Ingredients:

  • 2 Tablespoons Extra Virgin Olive Oil
  • 3 large cloves Garlic, finely minced
  • 1 teaspoon Dried Oregano
  • 1/2 teaspoon Dried Basil
  • Pinch Red Pepper Flakes (optional)
  • 28 oz can Whole Peeled San Marzano Tomatoes
  • 1 Tablespoon Tomato Paste
  • 1/2 teaspoon Granulated Sugar (optional, to taste)
  • Kosher Salt, to taste
  • Freshly Ground Black Pepper, to taste
  • 4 large Fresh Basil Leaves, torn

Instructions:

  1. Heat olive oil in a medium saucepan or deep skillet over medium heat.
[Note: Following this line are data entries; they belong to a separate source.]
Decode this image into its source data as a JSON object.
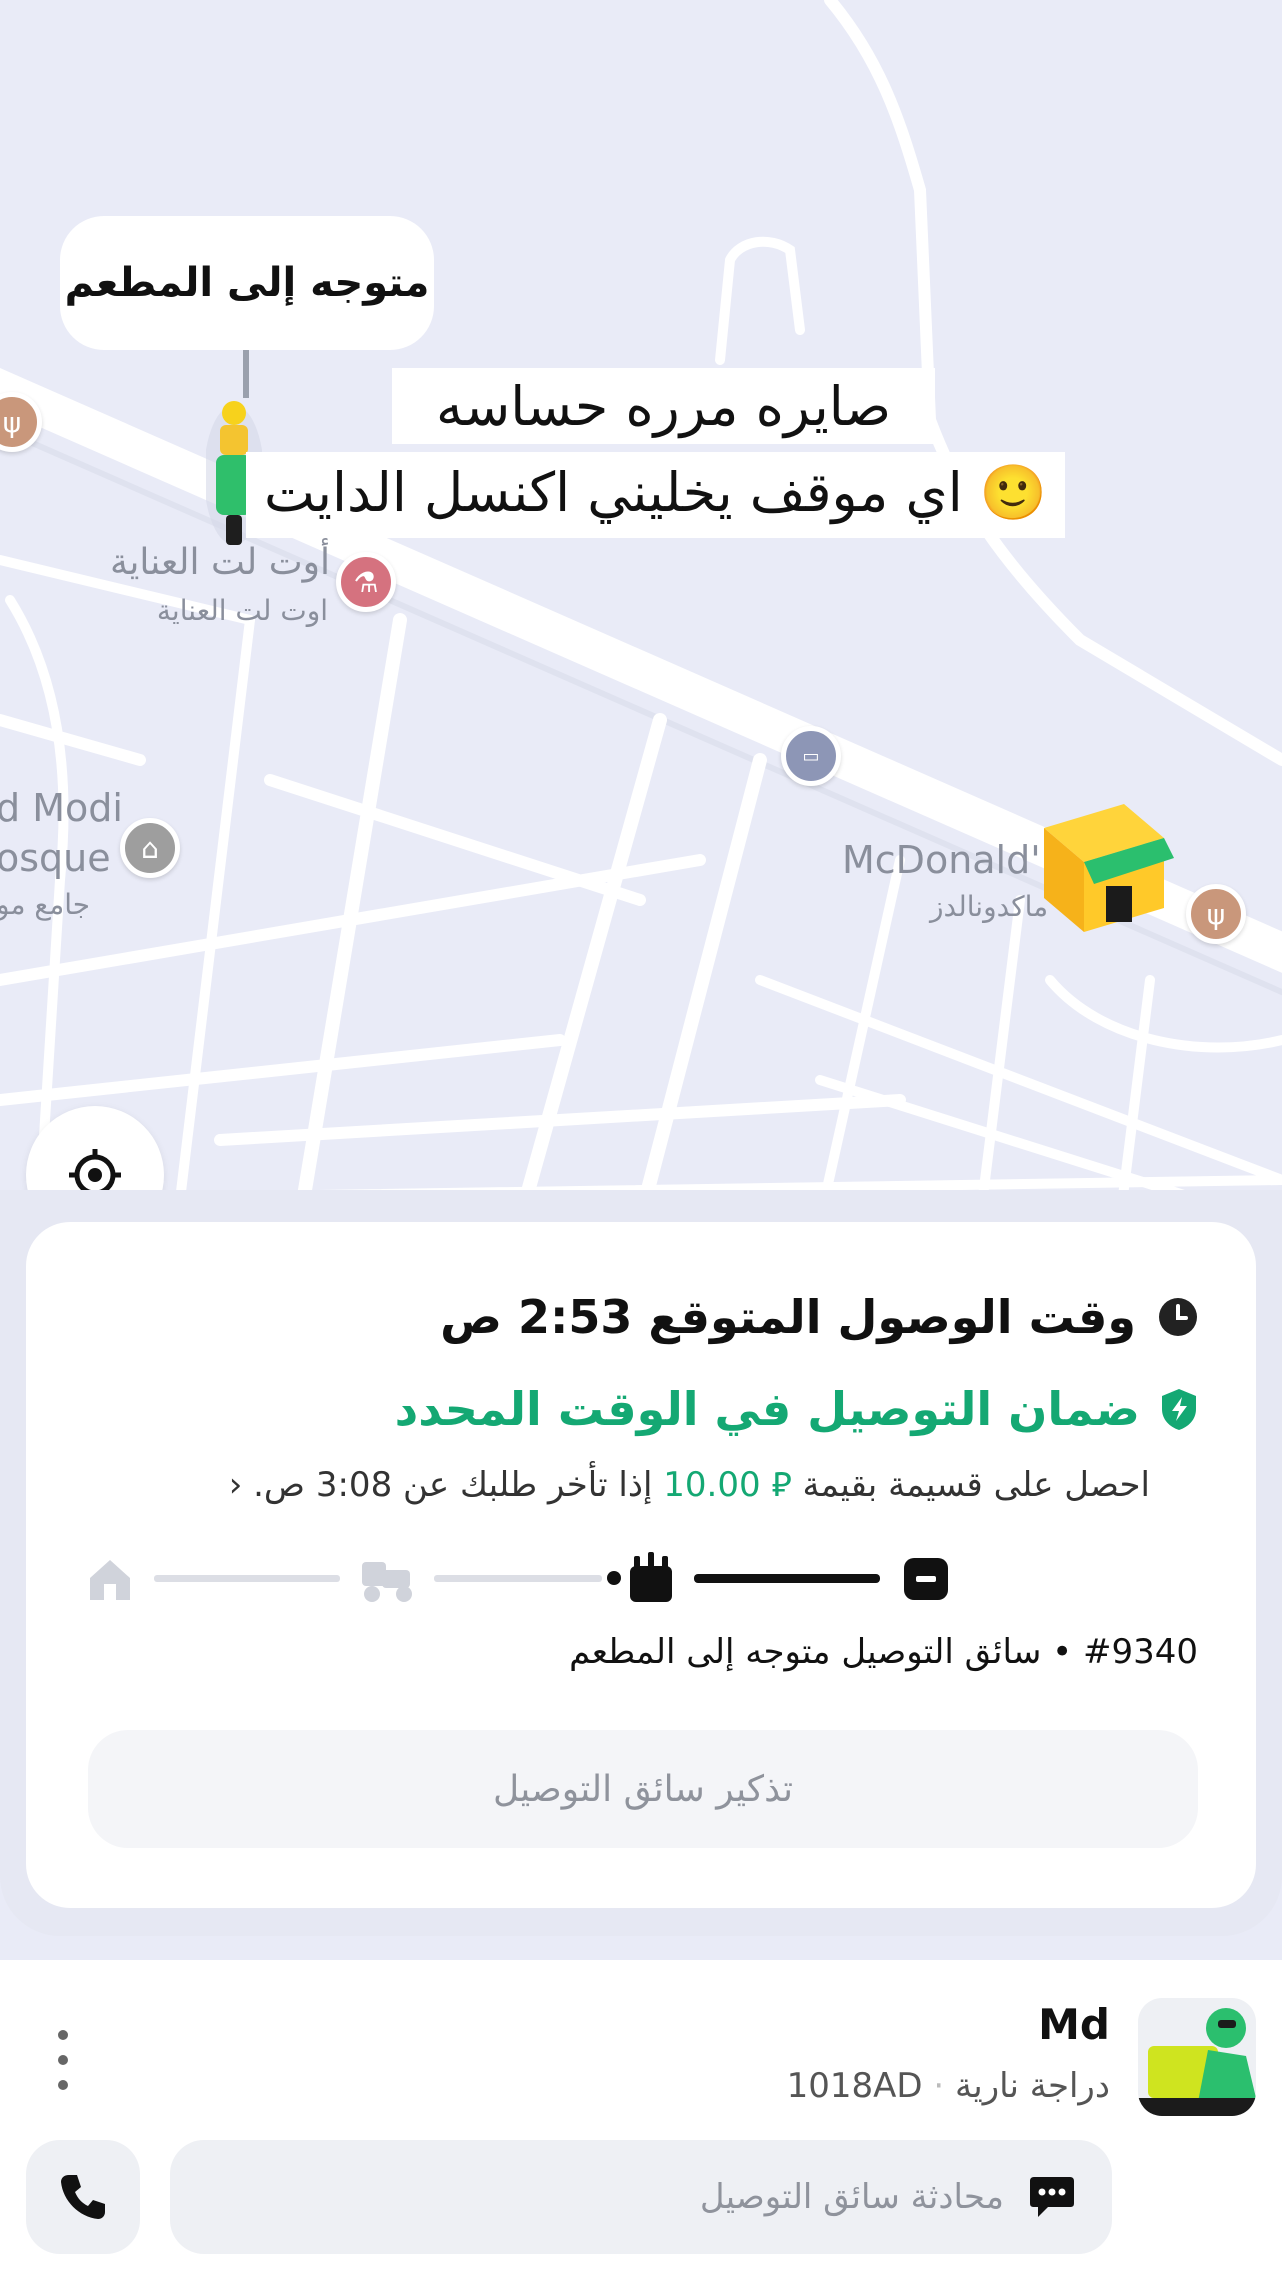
{
  "map": {
    "heading_bubble": "متوجه إلى المطعم",
    "story_caption_line1": "صايره مرره حساسه",
    "story_caption_line2": "اي موقف يخليني اكنسل الدايت 🙂",
    "pois": {
      "outlet_name": "أوت لت العناية",
      "outlet_name_sub": "اوت لت العناية",
      "mosque_name_en_1": "d Modi",
      "mosque_name_en_2": "osque",
      "mosque_name_ar": "جامع مو",
      "mcdonalds_en": "McDonald'",
      "mcdonalds_ar": "ماكدونالدز"
    }
  },
  "order_card": {
    "eta_text": "وقت الوصول المتوقع 2:53 ص",
    "guarantee_title": "ضمان التوصيل في الوقت المحدد",
    "guarantee_sub_prefix": "احصل على قسيمة بقيمة",
    "guarantee_amount": "10.00",
    "currency_symbol": "⃁",
    "guarantee_sub_suffix": "إذا تأخر طلبك عن 3:08 ص.",
    "chevron": "‹",
    "order_status": "#9340 • سائق التوصيل متوجه إلى المطعم",
    "remind_button": "تذكير سائق التوصيل",
    "progress_steps": [
      "order",
      "restaurant",
      "scooter",
      "home"
    ],
    "progress_active_step": "restaurant"
  },
  "driver": {
    "name": "Md",
    "vehicle": "دراجة نارية",
    "plate": "1018AD",
    "chat_placeholder": "محادثة سائق التوصيل"
  },
  "colors": {
    "accent_green": "#14a873",
    "map_bg": "#e9ebf7",
    "dark": "#111111"
  },
  "icons": [
    "clock-icon",
    "shield-bolt-icon",
    "receipt-icon",
    "restaurant-icon",
    "scooter-icon",
    "home-icon",
    "locate-icon",
    "phone-icon",
    "chat-icon",
    "kebab-icon",
    "fork-knife-icon",
    "atm-icon",
    "mosque-icon",
    "pharmacy-icon"
  ]
}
Add minced garlic, oregano, dried basil, and pepper flakes. Sauté gently for 1–2 minutes until fragrant—do not let the garlic brown.
  2. Stir in the tomato paste and cook for 1 minute, allowing it to toast slightly.
  3. Add the whole peeled tomatoes to the pan. Use your hands or a potato masher to crush them directly into the pot.
  4. Bring the sauce mixture to a gentle simmer. Reduce heat to low, partially cover, and cook for 30–40 minutes, stirring occasionally, until the sauce has thickened noticeably.
  5. Taste the sauce. If it tastes sharp or acidic, stir in the optional sugar. Add salt and pepper as needed.
  6. Remove from heat. If you prefer a smooth sauce, use an immersion blender or carefully transfer to a standard blender until smooth.
  7. Stir in the torn fresh basil leaves right before using or storing. Cool completely before topping pizza dough.